Shell worked directly with both AVEVA and Intergraph as well as with EPC companies such as KBR, Stone & Webster and others. Other EPCs, such as Bechtel and Sargent & Lundy, created design tools in-house to support their power, oil and gas industry work, and those tools ultimately entered the market as well. Both Bentley’s MicroStation and Intergraph’s engineering software trace their roots to software developed to serve the needs of DuPont Engineering.
Chevron and Statoil were key supporters in the development of laser scanning. The development of RFID tools for resource and supply chain management also were bootstrapped by the oil and gas industry. Other technologies with similar backstories include global positioning systems, and even drones.
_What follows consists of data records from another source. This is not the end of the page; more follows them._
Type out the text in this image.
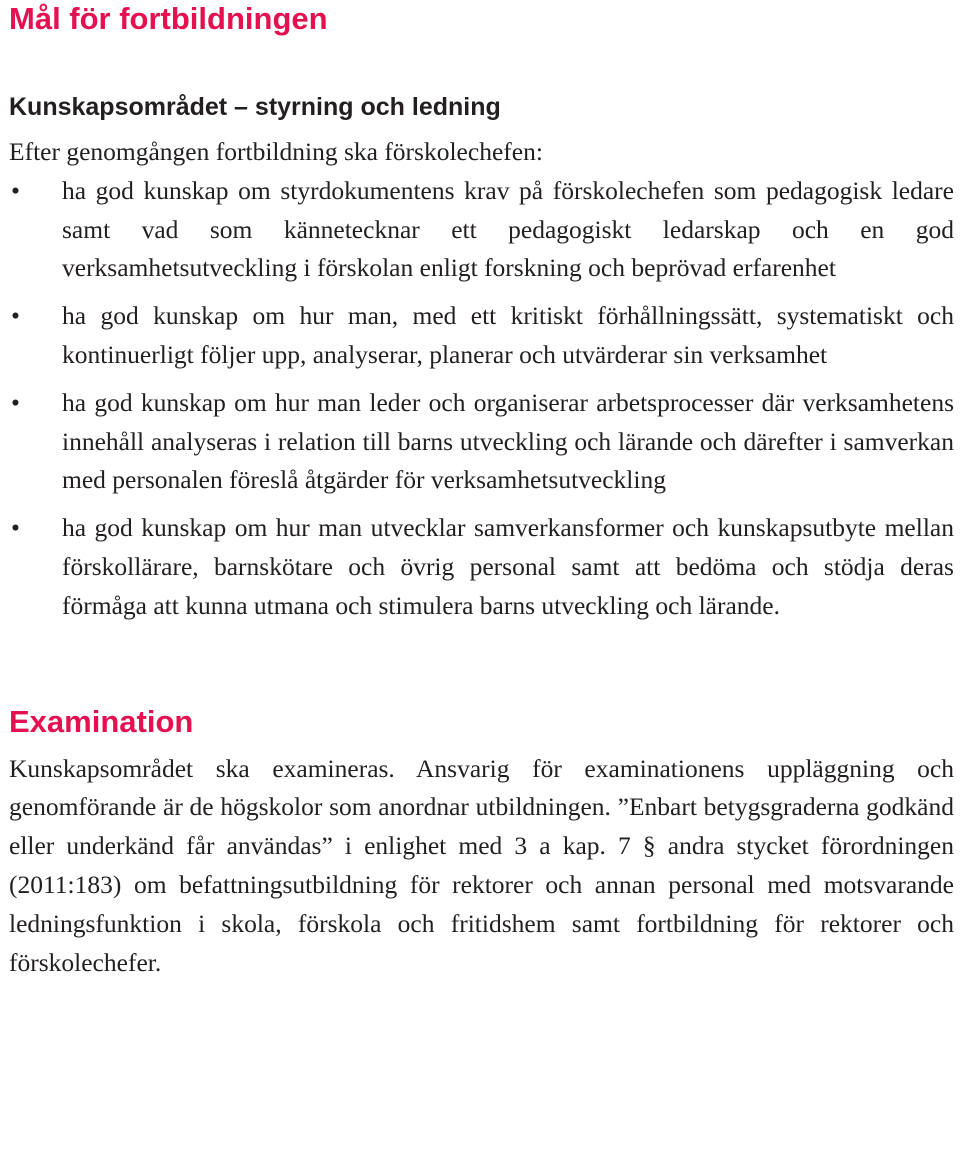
Mål för fortbildningen
Kunskapsområdet – styrning och ledning

Efter genomgången fortbildning ska förskolechefen:

•	ha god kunskap om styrdokumentens krav på förskolechefen som pedagogisk ledare samt vad som kännetecknar ett pedagogiskt ledarskap och en god verksamhetsutveckling i förskolan enligt forskning och beprövad erfarenhet
•	ha god kunskap om hur man, med ett kritiskt förhållningssätt, systematiskt och kontinuerligt följer upp, analyserar, planerar och utvärderar sin verksamhet
•	ha god kunskap om hur man leder och organiserar arbetsprocesser där verksamhetens innehåll analyseras i relation till barns utveckling och lärande och därefter i samverkan med personalen föreslå åtgärder för verksamhetsutveckling
•	ha god kunskap om hur man utvecklar samverkansformer och kunskapsutbyte mellan förskollärare, barnskötare och övrig personal samt att bedöma och stödja deras förmåga att kunna utmana och stimulera barns utveckling och lärande.
Examination

Kunskapsområdet ska examineras. Ansvarig för examinationens uppläggning och genomförande är de högskolor som anordnar utbildningen. ”Enbart betygsgraderna godkänd eller underkänd får användas” i enlighet med 3 a kap. 7 § andra stycket förordningen (2011:183) om befattningsutbildning för rektorer och annan personal med motsvarande ledningsfunktion i skola, förskola och fritidshem samt fortbildning för rektorer och förskolechefer.
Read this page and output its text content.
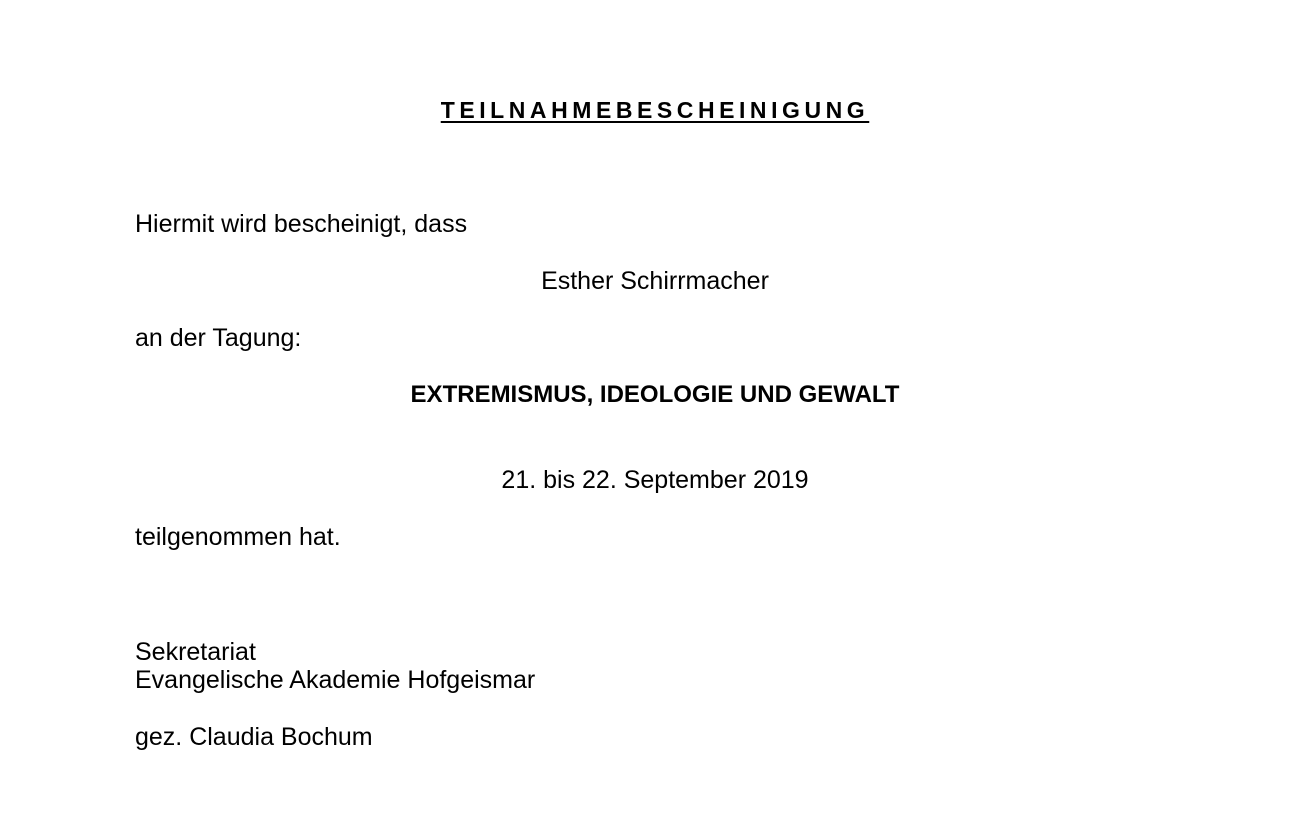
TEILNAHMEBESCHEINIGUNG
Hiermit wird bescheinigt, dass
Esther Schirrmacher
an der Tagung:
EXTREMISMUS, IDEOLOGIE UND GEWALT
21. bis 22. September 2019
teilgenommen hat.
Sekretariat
Evangelische Akademie Hofgeismar
gez. Claudia Bochum
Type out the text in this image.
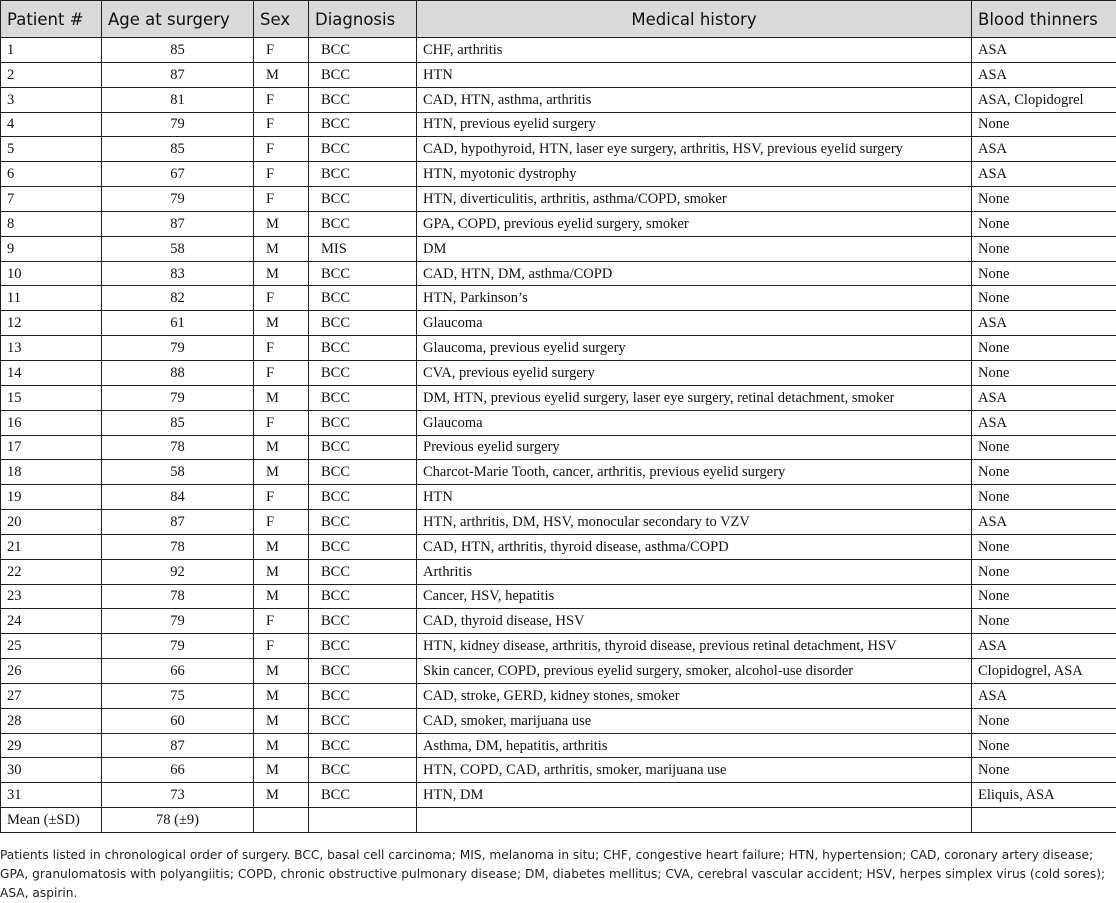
Patient #	Age at surgery	Sex	Diagnosis	Medical history	Blood thinners
1	85	F	BCC	CHF, arthritis	ASA
2	87	M	BCC	HTN	ASA
3	81	F	BCC	CAD, HTN, asthma, arthritis	ASA, Clopidogrel
4	79	F	BCC	HTN, previous eyelid surgery	None
5	85	F	BCC	CAD, hypothyroid, HTN, laser eye surgery, arthritis, HSV, previous eyelid surgery	ASA
6	67	F	BCC	HTN, myotonic dystrophy	ASA
7	79	F	BCC	HTN, diverticulitis, arthritis, asthma/COPD, smoker	None
8	87	M	BCC	GPA, COPD, previous eyelid surgery, smoker	None
9	58	M	MIS	DM	None
10	83	M	BCC	CAD, HTN, DM, asthma/COPD	None
11	82	F	BCC	HTN, Parkinson’s	None
12	61	M	BCC	Glaucoma	ASA
13	79	F	BCC	Glaucoma, previous eyelid surgery	None
14	88	F	BCC	CVA, previous eyelid surgery	None
15	79	M	BCC	DM, HTN, previous eyelid surgery, laser eye surgery, retinal detachment, smoker	ASA
16	85	F	BCC	Glaucoma	ASA
17	78	M	BCC	Previous eyelid surgery	None
18	58	M	BCC	Charcot-Marie Tooth, cancer, arthritis, previous eyelid surgery	None
19	84	F	BCC	HTN	None
20	87	F	BCC	HTN, arthritis, DM, HSV, monocular secondary to VZV	ASA
21	78	M	BCC	CAD, HTN, arthritis, thyroid disease, asthma/COPD	None
22	92	M	BCC	Arthritis	None
23	78	M	BCC	Cancer, HSV, hepatitis	None
24	79	F	BCC	CAD, thyroid disease, HSV	None
25	79	F	BCC	HTN, kidney disease, arthritis, thyroid disease, previous retinal detachment, HSV	ASA
26	66	M	BCC	Skin cancer, COPD, previous eyelid surgery, smoker, alcohol-use disorder	Clopidogrel, ASA
27	75	M	BCC	CAD, stroke, GERD, kidney stones, smoker	ASA
28	60	M	BCC	CAD, smoker, marijuana use	None
29	87	M	BCC	Asthma, DM, hepatitis, arthritis	None
30	66	M	BCC	HTN, COPD, CAD, arthritis, smoker, marijuana use	None
31	73	M	BCC	HTN, DM	Eliquis, ASA
Mean (±SD)	78 (±9)				
Patients listed in chronological order of surgery. BCC, basal cell carcinoma; MIS, melanoma in situ; CHF, congestive heart failure; HTN, hypertension; CAD, coronary artery disease; GPA, granulomatosis with polyangiitis; COPD, chronic obstructive pulmonary disease; DM, diabetes mellitus; CVA, cerebral vascular accident; HSV, herpes simplex virus (cold sores); ASA, aspirin.
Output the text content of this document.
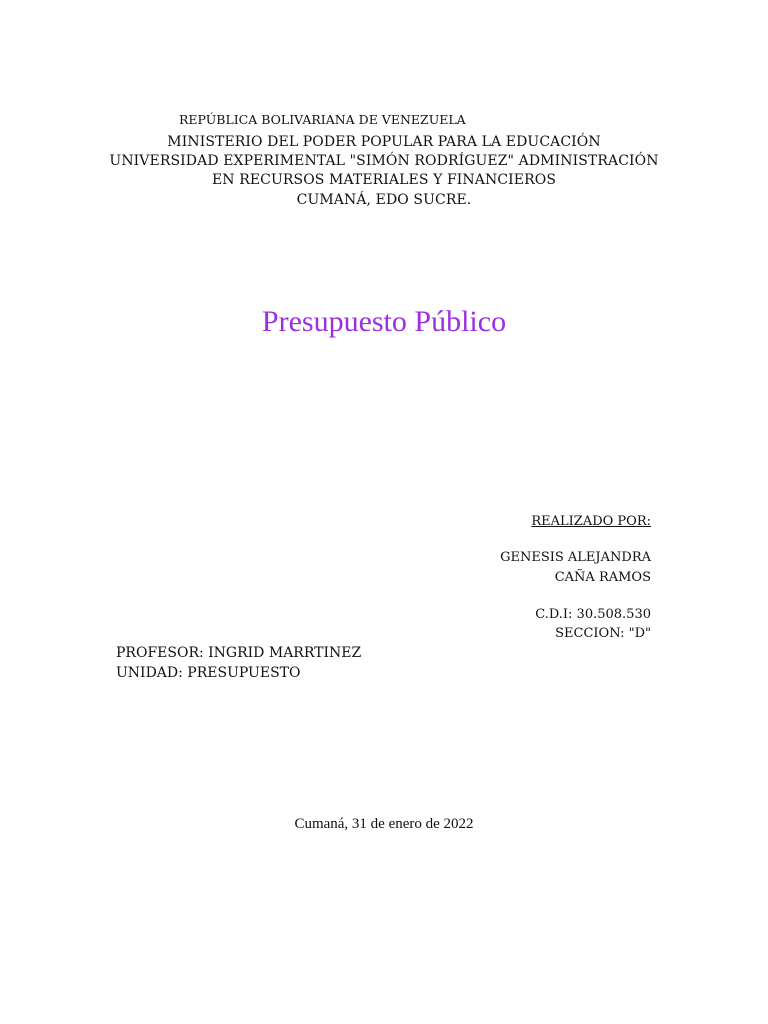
REPÚBLICA BOLIVARIANA DE VENEZUELA
MINISTERIO DEL PODER POPULAR PARA LA EDUCACIÓN
UNIVERSIDAD EXPERIMENTAL "SIMÓN RODRÍGUEZ" ADMINISTRACIÓN
EN RECURSOS MATERIALES Y FINANCIEROS
CUMANÁ, EDO SUCRE.
Presupuesto Público
REALIZADO POR:
GENESIS ALEJANDRA
CAÑA RAMOS
C.D.I: 30.508.530
SECCION: "D"
PROFESOR: INGRID MARRTINEZ
UNIDAD: PRESUPUESTO
Cumaná, 31 de enero de 2022
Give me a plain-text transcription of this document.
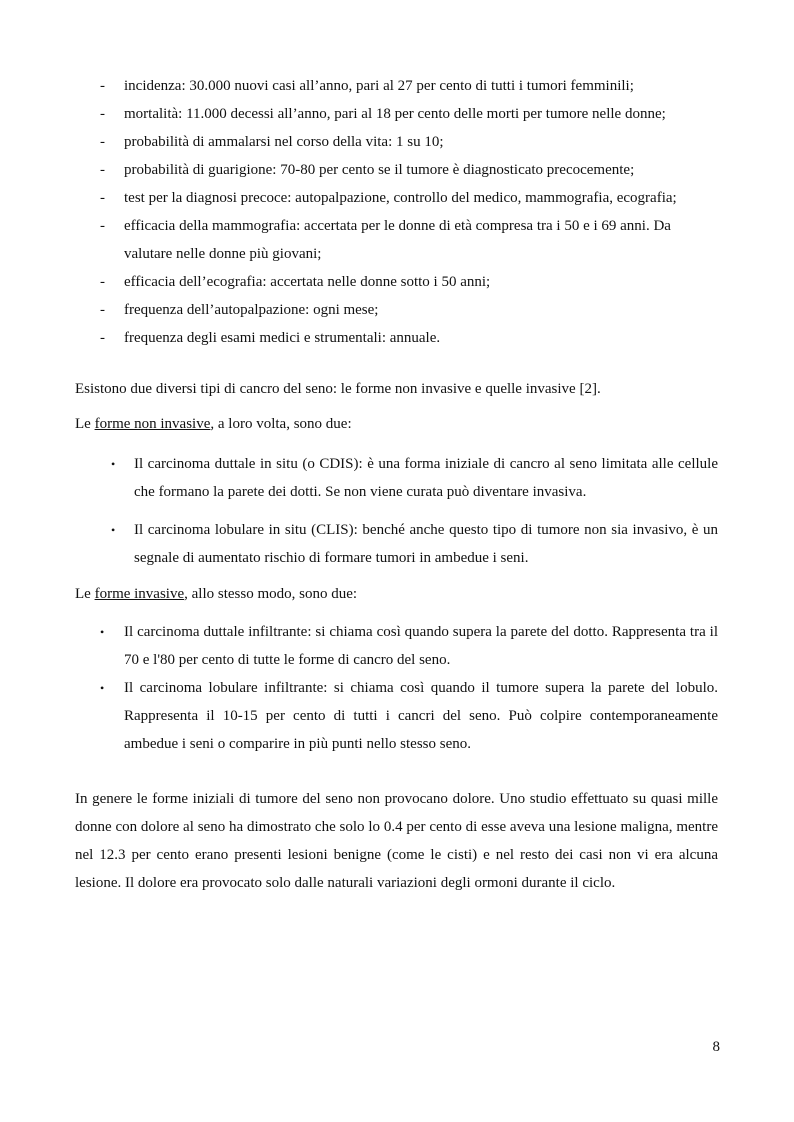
- incidenza: 30.000 nuovi casi all’anno, pari al 27 per cento di tutti i tumori femminili;
- mortalità: 11.000 decessi all’anno, pari al 18 per cento delle morti per tumore nelle donne;
- probabilità di ammalarsi nel corso della vita: 1 su 10;
- probabilità di guarigione: 70-80 per cento se il tumore è diagnosticato precocemente;
- test per la diagnosi precoce: autopalpazione, controllo del medico, mammografia, ecografia;
- efficacia della mammografia: accertata per le donne di età compresa tra i 50 e i 69 anni. Da valutare nelle donne più giovani;
- efficacia dell’ecografia: accertata nelle donne sotto i 50 anni;
- frequenza dell’autopalpazione: ogni mese;
- frequenza degli esami medici e strumentali: annuale.

Esistono due diversi tipi di cancro del seno: le forme non invasive e quelle invasive [2].

Le forme non invasive, a loro volta, sono due:

• Il carcinoma duttale in situ (o CDIS): è una forma iniziale di cancro al seno limitata alle cellule che formano la parete dei dotti. Se non viene curata può diventare invasiva.
• Il carcinoma lobulare in situ (CLIS): benché anche questo tipo di tumore non sia invasivo, è un segnale di aumentato rischio di formare tumori in ambedue i seni.

Le forme invasive, allo stesso modo, sono due:

• Il carcinoma duttale infiltrante: si chiama così quando supera la parete del dotto. Rappresenta tra il 70 e l'80 per cento di tutte le forme di cancro del seno.
• Il carcinoma lobulare infiltrante: si chiama così quando il tumore supera la parete del lobulo. Rappresenta il 10-15 per cento di tutti i cancri del seno. Può colpire contemporaneamente ambedue i seni o comparire in più punti nello stesso seno.

In genere le forme iniziali di tumore del seno non provocano dolore. Uno studio effettuato su quasi mille donne con dolore al seno ha dimostrato che solo lo 0.4 per cento di esse aveva una lesione maligna, mentre nel 12.3 per cento erano presenti lesioni benigne (come le cisti) e nel resto dei casi non vi era alcuna lesione. Il dolore era provocato solo dalle naturali variazioni degli ormoni durante il ciclo.

8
They all got early boosts from the oil and gas industry and wouldn’t be where they are today without it.
As the cost of the fuel flowing into my tank reached the twenty dollar mark, I started thinking about the private equity arms of companies like Chevron, Statoil, and others that have long been putting up money to help inventors turn visions into realities. Had it not been for those massive partners to invention, companies like Leica GeoSystems, Trimble Navigation and others serving construction would not be selling many of the tools we rely on every day to make our jobsites safer and bring projects in on time and under budget.
Yet the price of the fuel that I was pouring into my SUV’s tank will not sustain that. It about covers the cost of one barrel of Texas sweet crude, out of the well, before processing and before transportation.
Who else can provide such deep support to bring our construction technology visions to market? Will the vastly smaller engineering and architectural firms be able to step up and fund the next rounds of research? Will it be the chief operating officers of our design firms, who know the buzzwords and the acronyms for our industry but lack the passion for driving change—and yet control the R&D budgets?
And if they do step up, will they be able to implement and deploy raw technologies—as the oil and gas industry has—on a scale that can quickly move valuable innovations from the Gulf of Mexico to West Africa, to Southeast Asia and the world, and create new “best practices” in just a few years?
Or can we expect the same from companies like Google, with its GoogleX projects, or Facebook, with its acquired Oculus Rift technology? Are those the next companies to which inventors will turn to help build out ideas? Unfortunately, I don’t think so.
Those companies don’t offer the same kind of support that inventors have found in the last decades in the oil and gas industry. Their R&D teams are only making step changes and not big technology advances. They buy innovative companies—they don’t risk their own money on ideas. They can watch 10 start-ups launch and then wait to see which wins, and acquire it from founders who have mortgaged their homes and their family’s lives to get where they are, and who at that point will take almost anything to cash out.
As the price display on my fuel pump stopped just short of sixty dollars I realized inventors can’t expect to keep going back to the same R&D partners as they have in the past. I don’t know what the answer is, but it’s time to start looking for it because if we wait until our innovation engine has run out of gas, it will be too late.